Assim, o sentido do deslocamento latino-americano importa mais que cada resultado imediato. Visto no seu todo, é um passo à esquerda de dimensões continentais. Os analistas da direita, que se baseiam nos exemplos acima para enaltecer uma suposta onda ou contra-onda conservadora, estão a enganar no máximo a si próprios.


 


Há uma certa ironia no predomínio das formas eleitorais nesta guinada — embora não seja um predomínio absoluto. Que o diga a Bolívia, a festejar hoje (17) o terceiro aniversário da derrubada do presidente pró-americano Sanches de Lozada, ''el Gringo'', por uma quase-insurreição de operários, camponeses e povo pobre em geral, que preparou a eleição de Evo Morales.


 


Este fator, somado aos matizes que turvam o rubro da onda vermelha latino-americana, perturbam às vezes o julgamento do conteúdo do processo.
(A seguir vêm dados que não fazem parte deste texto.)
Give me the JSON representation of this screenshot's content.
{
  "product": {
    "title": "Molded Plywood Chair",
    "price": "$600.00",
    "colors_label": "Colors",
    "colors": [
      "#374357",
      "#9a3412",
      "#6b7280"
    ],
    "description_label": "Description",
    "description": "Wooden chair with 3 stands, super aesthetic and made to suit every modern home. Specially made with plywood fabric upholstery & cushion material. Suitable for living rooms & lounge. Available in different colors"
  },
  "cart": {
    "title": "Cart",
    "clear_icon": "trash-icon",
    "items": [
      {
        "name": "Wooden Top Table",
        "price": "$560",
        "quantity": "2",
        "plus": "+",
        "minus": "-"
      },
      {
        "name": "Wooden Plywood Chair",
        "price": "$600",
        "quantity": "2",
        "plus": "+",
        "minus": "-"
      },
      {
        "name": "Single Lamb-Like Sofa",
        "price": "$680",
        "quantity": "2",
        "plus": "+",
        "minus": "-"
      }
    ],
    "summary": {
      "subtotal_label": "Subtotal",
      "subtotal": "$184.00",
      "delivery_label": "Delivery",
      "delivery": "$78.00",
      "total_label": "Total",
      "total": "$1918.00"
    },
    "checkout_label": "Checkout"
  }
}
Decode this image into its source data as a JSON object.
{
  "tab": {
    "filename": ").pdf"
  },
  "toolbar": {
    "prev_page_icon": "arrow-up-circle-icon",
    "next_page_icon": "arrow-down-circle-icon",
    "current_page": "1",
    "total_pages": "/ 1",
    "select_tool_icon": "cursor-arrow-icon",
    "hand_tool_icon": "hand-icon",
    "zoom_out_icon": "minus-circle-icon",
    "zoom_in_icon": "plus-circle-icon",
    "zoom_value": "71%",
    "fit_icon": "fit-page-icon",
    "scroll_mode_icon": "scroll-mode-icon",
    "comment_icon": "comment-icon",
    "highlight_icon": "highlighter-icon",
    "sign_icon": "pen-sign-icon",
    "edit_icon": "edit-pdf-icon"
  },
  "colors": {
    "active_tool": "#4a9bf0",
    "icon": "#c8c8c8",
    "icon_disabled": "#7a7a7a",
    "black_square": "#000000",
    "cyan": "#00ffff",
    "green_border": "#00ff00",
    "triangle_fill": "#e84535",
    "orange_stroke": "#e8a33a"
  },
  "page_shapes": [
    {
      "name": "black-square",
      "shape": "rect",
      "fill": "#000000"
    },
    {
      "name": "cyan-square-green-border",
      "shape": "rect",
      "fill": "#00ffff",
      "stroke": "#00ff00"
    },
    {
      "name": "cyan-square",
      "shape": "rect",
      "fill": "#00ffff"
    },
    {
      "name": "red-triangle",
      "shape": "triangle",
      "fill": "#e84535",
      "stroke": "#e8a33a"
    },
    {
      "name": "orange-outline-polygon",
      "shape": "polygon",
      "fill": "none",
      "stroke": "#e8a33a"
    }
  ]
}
Certos lutadores e pensadores de esquerda, não raro com as melhores intenções, ao examinar árvore por árvore perdem de vista a floresta. A floresta, vasta como este continente que é a Terra do Jaguar, é o avanço progressista, antineoliberal, patriótico e antiimperialista, democratizante, libertador. Quanto às árvores, sim, trataremos de cada uma, mas sem perder a perspectiva do conjunto.